In Analyst's Notebook Connector for Esri, coordinate systems determine how the coordinates and addresses that you specify in chart items are converted to positions on maps in the Map window. For a map to be displayed in the window, Analyst's Notebook must have a definition of a coordinate system that the map supports.

Analyst's Notebook Connector for Esri is supplied by default with a set of six coordinate systems (also known as spatial references). To support more maps in the Map window, you can add definitions of more coordinate systems. Any definition that you add must use one of the supported map projections.

Coordinate systems come in two types, geographical and projected. Any definitions that you add are likely to be for projected coordinate systems.
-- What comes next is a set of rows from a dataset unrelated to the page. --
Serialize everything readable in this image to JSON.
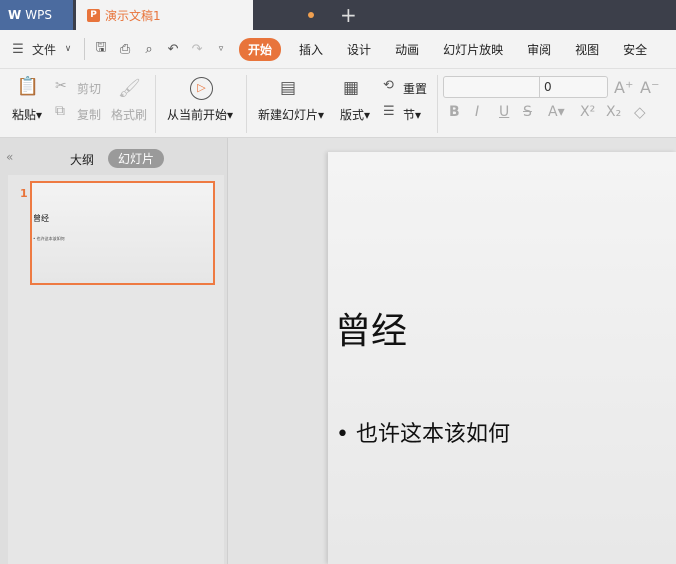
{
  "tabs": {
    "app": "WPS",
    "document": "演示文稿1",
    "new_tab": "+"
  },
  "menu": {
    "file": "文件",
    "items": [
      "开始",
      "插入",
      "设计",
      "动画",
      "幻灯片放映",
      "审阅",
      "视图",
      "安全"
    ]
  },
  "ribbon": {
    "paste": "粘贴",
    "cut": "剪切",
    "copy": "复制",
    "format_painter": "格式刷",
    "play_from_current": "从当前开始",
    "new_slide": "新建幻灯片",
    "layout": "版式",
    "reset": "重置",
    "section": "节",
    "font_name": "",
    "font_size": "0"
  },
  "panel": {
    "outline_tab": "大纲",
    "slides_tab": "幻灯片",
    "slide_number": "1"
  },
  "slide": {
    "title": "曾经",
    "bullet": "也许这本该如何"
  },
  "colors": {
    "accent": "#e8743b",
    "wps_blue": "#4b6b9f"
  }
}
## Geographical coordinate systems

A geographical coordinate system is based on a spheroid that approximates the shape of the earth. Angular values, called latitude, and longitude, are measured in transverse planes from the center of the spheroid. They are extended out to give a precise location on its surface.

The Earth is not a perfect spheroid. No single spheroid can be used in a fixed location and orientation to accurately model all locations on the surface of the Earth. Different spheroids are used in various local regions. The location of the center of each of these spheroids, along with its orientation, is described relative to a reference spheroid known as WGS84. WGS84 is a spheroid that is the current best fit for the entire Earth, and its center is at Earth's center of gravity. It is commonly used for satellite navigation systems.

## Projected coordinate systems

A projected coordinate system is always based on an underlying geographical coordinate system. It defines a system for plotting locations from the associated geographical coordinate system on a two-dimensional map surface by using a pair of planar coordinates.

Various projections are used to visualize the surface of the Earth on a two-dimensional map, and each introduces its own distortions of scale, shape, size, and angles. The projected coordinate system specifies which projection to use. It also specifies parameters for defining the location of the origin, any offsets for the origin, the scale factor, and the coordinate units.